Tens of thousands of innocents have died in the wars we have commissioned to redress that greivance.
Is this acceptable? Does it matter that they're not Americans?
This bifurcates into other questions: is war an acceptable response to terrorism? Berry notes in Citizenship Papers that our definition of "terrorism" is quite elusive: in the end, it seems to be politically motivated violence against civilians not authorized by a government. When it is authorized by a government, it is simply war: and everyone knows that in modern war the death of innocents is inevitable.
The Catholic catechism distinguishes between the willful destruction of innocent life and its incidental and unintended destruction in the pursuit of a just cause. Should we rely on such a (fine) distinction to justify the indiscriminate loss of life that results from modern methods of warfare? Certainly, such a distinction will not protect us from the hatred we will receive by those whose families and friends we have "incidentally" destroyed.
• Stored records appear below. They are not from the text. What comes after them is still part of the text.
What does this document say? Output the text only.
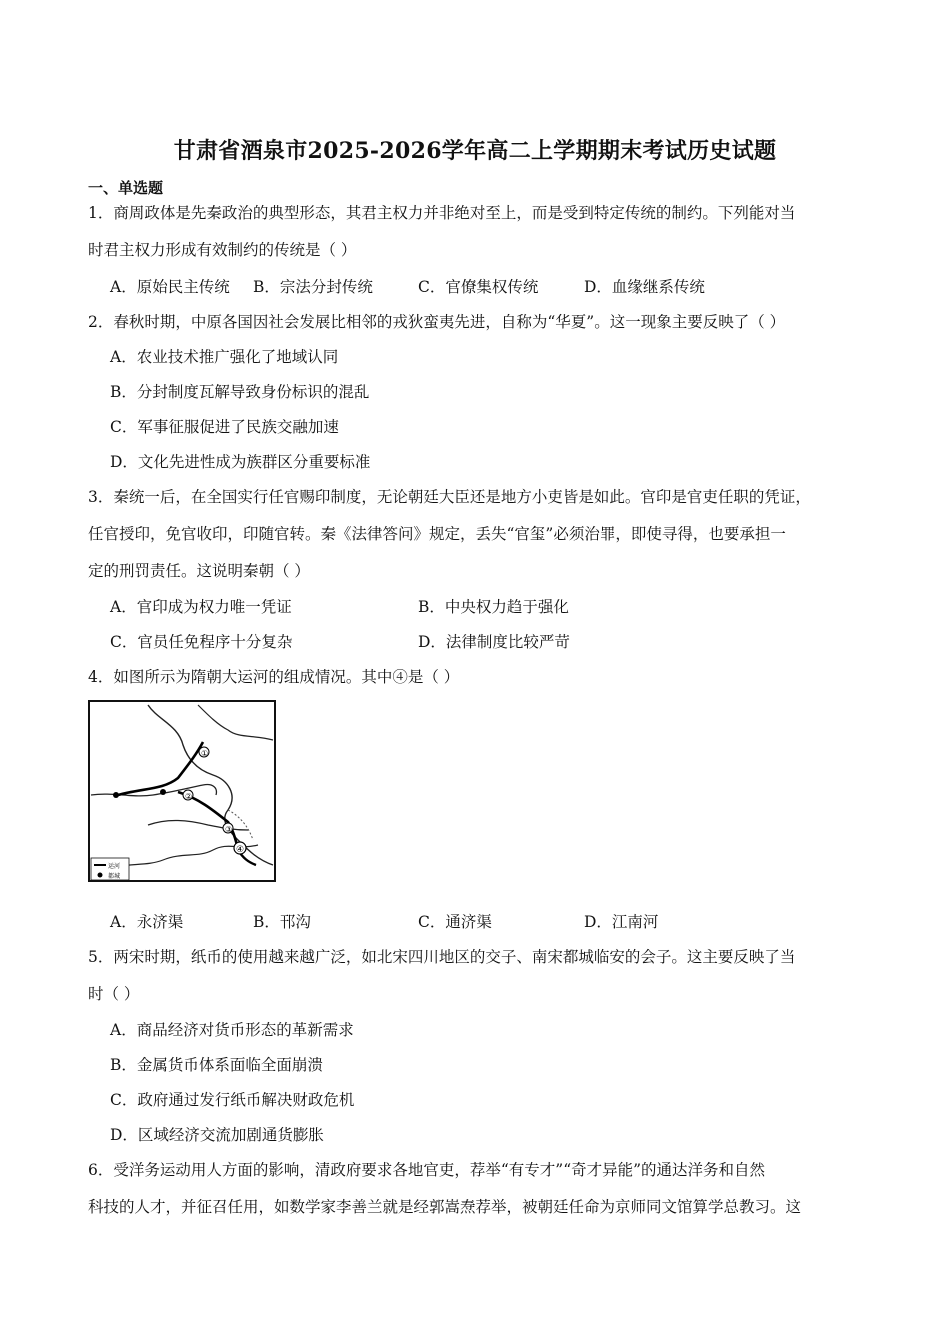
甘肃省酒泉市2025-2026学年高二上学期期末考试历史试题
一、单选题
1．商周政体是先秦政治的典型形态，其君主权力并非绝对至上，而是受到特定传统的制约。下列能对当
时君主权力形成有效制约的传统是（ ）
A．原始民主传统 B．宗法分封传统	C．官僚集权传统	D．血缘继系传统
2．春秋时期，中原各国因社会发展比相邻的戎狄蛮夷先进，自称为“华夏”。这一现象主要反映了（ ）
A．农业技术推广强化了地域认同
B．分封制度瓦解导致身份标识的混乱
C．军事征服促进了民族交融加速
D．文化先进性成为族群区分重要标准
3．秦统一后，在全国实行任官赐印制度，无论朝廷大臣还是地方小吏皆是如此。官印是官吏任职的凭证，
任官授印，免官收印，印随官转。秦《法律答问》规定，丢失“官玺”必须治罪，即使寻得，也要承担一
定的刑罚责任。这说明秦朝（ ）
A．官印成为权力唯一凭证	B．中央权力趋于强化
C．官员任免程序十分复杂	D．法律制度比较严苛
4．如图所示为隋朝大运河的组成情况。其中④是（ ）
①
②
③
④
运河
都城
A．永济渠	B．邗沟	C．通济渠	D．江南河
5．两宋时期，纸币的使用越来越广泛，如北宋四川地区的交子、南宋都城临安的会子。这主要反映了当
时（ ）
A．商品经济对货币形态的革新需求
B．金属货币体系面临全面崩溃
C．政府通过发行纸币解决财政危机
D．区域经济交流加剧通货膨胀
6．受洋务运动用人方面的影响，清政府要求各地官吏，荐举“有专才”“奇才异能”的通达洋务和自然
科技的人才，并征召任用，如数学家李善兰就是经郭嵩焘荐举，被朝廷任命为京师同文馆算学总教习。这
But then there are questions of destiny, of self-defense against political Islam, "Islamofascism," an ideology more dangerous than fascism or Communism because it is an ideology that puts a low priority on staying alive. As Podhoretz says, mutually assured destruction is not a deterrent for Islamists--"it is an incentive." The prospect of their acquiring weapons of apocalyptic magnitude is staggeringly dangerous. It would mean the greatest threat the civilization of the West has yet had to endure.
Buckley: Those critics who insist that it is only a small war-party faction of the Islamists that we have to fear might have been asked a generation ago if it was not merely a small number of Germans and Russians we were properly exercised about. Sixty million people were dead after that misreckoning.
Do we dare join the ranks of the Neville Chamberlains of the world, the optimistic isolations and pacifists who wished to resign themselves to the existence of world-threatening and totalitarian political movements? The call echoes down through history: Not our fight. Not our problem. They have good reason to hate us. If we comprimise, they will leave us be.
But the Churchills of the world, atavistic and semi-barbarous to their contemporaries--the unsophisticated, the "cowboys"--answer with the bass voice of destiny: No. Our fight, whether we will have it or no. Our place upon the stage of history has come: and what an awful duty it is.